I’m a fan of pretty boring investment strategies. Mutual funds and such. My brother has talked about perhaps investing in real estate back in the Austin area (which makes it less complicated and risky than an out-of-state rental). He’s even thrown out the idea of establishing an LLC for a rental property so my dad’s other assets are protected. Depending on cost, we could possibly pay for a rental with liquid cash without needing to withdraw from current investments (the alternative would be putting a large amount down and taking out a small mortgage).

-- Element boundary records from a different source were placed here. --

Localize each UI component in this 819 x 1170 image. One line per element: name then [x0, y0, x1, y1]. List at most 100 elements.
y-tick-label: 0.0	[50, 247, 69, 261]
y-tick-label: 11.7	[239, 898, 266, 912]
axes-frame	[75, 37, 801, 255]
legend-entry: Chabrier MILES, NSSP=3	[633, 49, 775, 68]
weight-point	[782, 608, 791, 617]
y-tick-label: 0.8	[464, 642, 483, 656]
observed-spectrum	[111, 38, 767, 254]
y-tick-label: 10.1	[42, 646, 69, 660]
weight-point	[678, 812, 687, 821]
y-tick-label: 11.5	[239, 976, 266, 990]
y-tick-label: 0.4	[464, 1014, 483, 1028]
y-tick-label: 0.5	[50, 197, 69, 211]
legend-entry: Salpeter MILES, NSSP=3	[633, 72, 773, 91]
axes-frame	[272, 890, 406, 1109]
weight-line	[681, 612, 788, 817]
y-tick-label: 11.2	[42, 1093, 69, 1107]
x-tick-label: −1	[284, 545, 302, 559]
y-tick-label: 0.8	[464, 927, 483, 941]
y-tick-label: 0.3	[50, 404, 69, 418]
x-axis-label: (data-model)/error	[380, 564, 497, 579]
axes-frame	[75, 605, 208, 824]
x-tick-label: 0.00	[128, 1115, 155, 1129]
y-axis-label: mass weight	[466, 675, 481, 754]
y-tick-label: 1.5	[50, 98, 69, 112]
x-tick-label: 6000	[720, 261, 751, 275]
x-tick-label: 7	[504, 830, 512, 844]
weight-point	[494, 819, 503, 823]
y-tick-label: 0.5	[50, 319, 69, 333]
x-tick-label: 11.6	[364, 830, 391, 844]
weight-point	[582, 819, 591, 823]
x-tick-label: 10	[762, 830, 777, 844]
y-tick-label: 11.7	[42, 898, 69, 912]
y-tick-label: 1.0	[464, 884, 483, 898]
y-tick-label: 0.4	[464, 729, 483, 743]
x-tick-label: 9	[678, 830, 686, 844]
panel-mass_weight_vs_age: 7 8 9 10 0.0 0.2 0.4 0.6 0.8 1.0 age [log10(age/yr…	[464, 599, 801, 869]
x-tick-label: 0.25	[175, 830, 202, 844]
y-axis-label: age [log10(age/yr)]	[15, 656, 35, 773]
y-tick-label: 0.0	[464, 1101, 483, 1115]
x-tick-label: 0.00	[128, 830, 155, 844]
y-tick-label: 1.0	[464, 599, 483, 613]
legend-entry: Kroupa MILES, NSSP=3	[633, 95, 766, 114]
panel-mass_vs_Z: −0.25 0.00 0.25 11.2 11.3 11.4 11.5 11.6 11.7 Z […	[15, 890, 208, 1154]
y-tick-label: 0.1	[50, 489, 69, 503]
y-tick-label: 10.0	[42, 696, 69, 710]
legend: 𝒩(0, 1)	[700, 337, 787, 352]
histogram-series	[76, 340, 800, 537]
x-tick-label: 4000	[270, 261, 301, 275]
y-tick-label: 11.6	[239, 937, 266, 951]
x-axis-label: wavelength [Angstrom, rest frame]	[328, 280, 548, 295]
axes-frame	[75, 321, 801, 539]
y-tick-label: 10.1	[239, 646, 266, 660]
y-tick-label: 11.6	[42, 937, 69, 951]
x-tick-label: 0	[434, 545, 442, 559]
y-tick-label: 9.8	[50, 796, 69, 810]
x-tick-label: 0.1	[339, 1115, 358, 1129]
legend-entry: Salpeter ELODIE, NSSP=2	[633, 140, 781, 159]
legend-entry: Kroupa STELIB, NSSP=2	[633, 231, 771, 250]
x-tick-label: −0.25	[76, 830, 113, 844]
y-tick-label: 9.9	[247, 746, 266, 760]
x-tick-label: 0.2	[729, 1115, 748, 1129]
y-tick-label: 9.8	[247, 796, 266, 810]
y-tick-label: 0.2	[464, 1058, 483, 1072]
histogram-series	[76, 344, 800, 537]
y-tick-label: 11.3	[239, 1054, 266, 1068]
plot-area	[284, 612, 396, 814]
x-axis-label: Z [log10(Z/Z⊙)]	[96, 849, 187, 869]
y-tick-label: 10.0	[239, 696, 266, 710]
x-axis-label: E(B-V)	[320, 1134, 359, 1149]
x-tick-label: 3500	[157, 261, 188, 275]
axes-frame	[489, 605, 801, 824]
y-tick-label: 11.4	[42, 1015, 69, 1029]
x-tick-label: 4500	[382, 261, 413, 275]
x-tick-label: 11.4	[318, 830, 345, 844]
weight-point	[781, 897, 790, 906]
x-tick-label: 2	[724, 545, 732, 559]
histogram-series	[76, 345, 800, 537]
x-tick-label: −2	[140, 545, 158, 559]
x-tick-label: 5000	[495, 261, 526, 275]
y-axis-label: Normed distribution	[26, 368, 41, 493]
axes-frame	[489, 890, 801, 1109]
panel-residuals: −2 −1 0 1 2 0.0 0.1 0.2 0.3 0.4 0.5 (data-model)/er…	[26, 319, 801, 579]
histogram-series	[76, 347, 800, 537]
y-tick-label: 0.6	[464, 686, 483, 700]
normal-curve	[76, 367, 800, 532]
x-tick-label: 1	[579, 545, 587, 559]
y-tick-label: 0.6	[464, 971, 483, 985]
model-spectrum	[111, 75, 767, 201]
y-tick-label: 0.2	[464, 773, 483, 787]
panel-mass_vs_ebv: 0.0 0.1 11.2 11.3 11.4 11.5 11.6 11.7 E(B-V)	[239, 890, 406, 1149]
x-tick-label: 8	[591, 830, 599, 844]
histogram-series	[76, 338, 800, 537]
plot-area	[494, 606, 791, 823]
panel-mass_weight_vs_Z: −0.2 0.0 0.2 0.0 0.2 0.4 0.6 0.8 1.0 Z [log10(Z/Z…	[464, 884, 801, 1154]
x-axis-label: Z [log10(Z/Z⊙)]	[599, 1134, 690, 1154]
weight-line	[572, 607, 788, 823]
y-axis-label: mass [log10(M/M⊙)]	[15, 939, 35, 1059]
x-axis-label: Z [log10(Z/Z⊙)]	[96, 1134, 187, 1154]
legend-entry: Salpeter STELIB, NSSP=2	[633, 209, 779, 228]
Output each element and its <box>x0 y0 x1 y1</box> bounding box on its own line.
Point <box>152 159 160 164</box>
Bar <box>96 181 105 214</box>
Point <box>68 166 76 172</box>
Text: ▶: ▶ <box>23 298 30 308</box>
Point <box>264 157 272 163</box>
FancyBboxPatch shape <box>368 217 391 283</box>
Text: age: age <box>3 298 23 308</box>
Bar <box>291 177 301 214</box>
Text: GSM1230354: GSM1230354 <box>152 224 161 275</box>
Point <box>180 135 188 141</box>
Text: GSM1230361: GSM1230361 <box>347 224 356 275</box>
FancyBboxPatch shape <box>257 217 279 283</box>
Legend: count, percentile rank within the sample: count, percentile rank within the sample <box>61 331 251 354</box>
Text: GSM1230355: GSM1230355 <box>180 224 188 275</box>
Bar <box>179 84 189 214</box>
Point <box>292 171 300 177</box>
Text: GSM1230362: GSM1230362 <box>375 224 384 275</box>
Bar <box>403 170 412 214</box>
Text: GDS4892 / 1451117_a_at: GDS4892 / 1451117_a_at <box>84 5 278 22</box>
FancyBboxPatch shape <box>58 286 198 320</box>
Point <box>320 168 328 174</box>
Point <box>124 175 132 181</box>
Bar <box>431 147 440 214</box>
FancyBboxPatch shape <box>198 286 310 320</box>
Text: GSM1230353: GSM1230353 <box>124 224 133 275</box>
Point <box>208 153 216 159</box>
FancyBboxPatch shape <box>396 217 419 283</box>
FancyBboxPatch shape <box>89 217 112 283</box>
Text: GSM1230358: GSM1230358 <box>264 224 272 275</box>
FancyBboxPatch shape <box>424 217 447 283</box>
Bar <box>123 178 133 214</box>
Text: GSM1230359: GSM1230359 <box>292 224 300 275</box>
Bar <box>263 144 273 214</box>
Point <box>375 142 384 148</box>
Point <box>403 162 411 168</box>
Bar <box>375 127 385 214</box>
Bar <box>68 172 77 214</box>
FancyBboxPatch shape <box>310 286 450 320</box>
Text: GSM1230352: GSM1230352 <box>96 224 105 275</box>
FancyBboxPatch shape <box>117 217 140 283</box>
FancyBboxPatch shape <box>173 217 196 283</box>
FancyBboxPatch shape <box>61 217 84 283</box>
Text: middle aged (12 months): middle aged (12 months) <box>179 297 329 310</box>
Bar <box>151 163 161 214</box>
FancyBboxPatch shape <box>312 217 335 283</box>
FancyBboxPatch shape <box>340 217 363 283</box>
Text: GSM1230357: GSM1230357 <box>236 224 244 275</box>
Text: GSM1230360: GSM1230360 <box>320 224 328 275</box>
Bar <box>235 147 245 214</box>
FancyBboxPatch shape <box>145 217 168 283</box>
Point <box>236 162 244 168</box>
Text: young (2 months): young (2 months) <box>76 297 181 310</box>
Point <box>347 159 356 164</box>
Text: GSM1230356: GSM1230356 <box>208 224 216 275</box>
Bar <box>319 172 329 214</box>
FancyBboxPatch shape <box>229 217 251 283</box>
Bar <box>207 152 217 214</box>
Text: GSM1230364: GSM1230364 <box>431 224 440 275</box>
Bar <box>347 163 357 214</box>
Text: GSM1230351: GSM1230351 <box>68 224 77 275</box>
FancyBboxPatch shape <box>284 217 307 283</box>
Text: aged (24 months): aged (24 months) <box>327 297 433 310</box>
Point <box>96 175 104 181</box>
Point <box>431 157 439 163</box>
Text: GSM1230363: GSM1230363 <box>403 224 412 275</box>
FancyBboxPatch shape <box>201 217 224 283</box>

I’m open to various ideas, but I’m also a fan of EASY. Taking over my dad’s affairs has been incredibly time-consuming and, frankly, none of us has time for it. Meeting with an investment advisor once or twice a year is infinitely easier than dealing with rentals and such. That being said, in the past year that we’ve been in charge of my dad’s finances, his investments really haven’t performed great. He’s averaged about a 4% rate of return. I’d like to see closer to an 8-10% return, if at all possible. At only a 4% rate of return, we’re eventually going to eat into his nest egg. Fortunately, he had enough cash in the bank that we haven’t touched any investments at this point but eventually the liquid money will dry up and we’ll have no other option but to raid his investments in order to pay for his care.

What do you all think? If you were charged with caring for a parent’s estate, what types of investments might you make? What are your thoughts of investing in mutual funds versus investing in real estate?

Another possibility is to still invest in IRAs. My dad technically has an “earned income” because he received a generous severance package from his previous employer before having to leave due to his health issues (it’s paid out monthly for another year still). So would it be better to actually fund a retirement account versus buying mutual funds? Or is it better to keep the money more liquid than in retirement or real estate? Something like mutual funds that are easier to sell and claim the cash?? My dad is 60, by the way. I’d value any and all input you may have!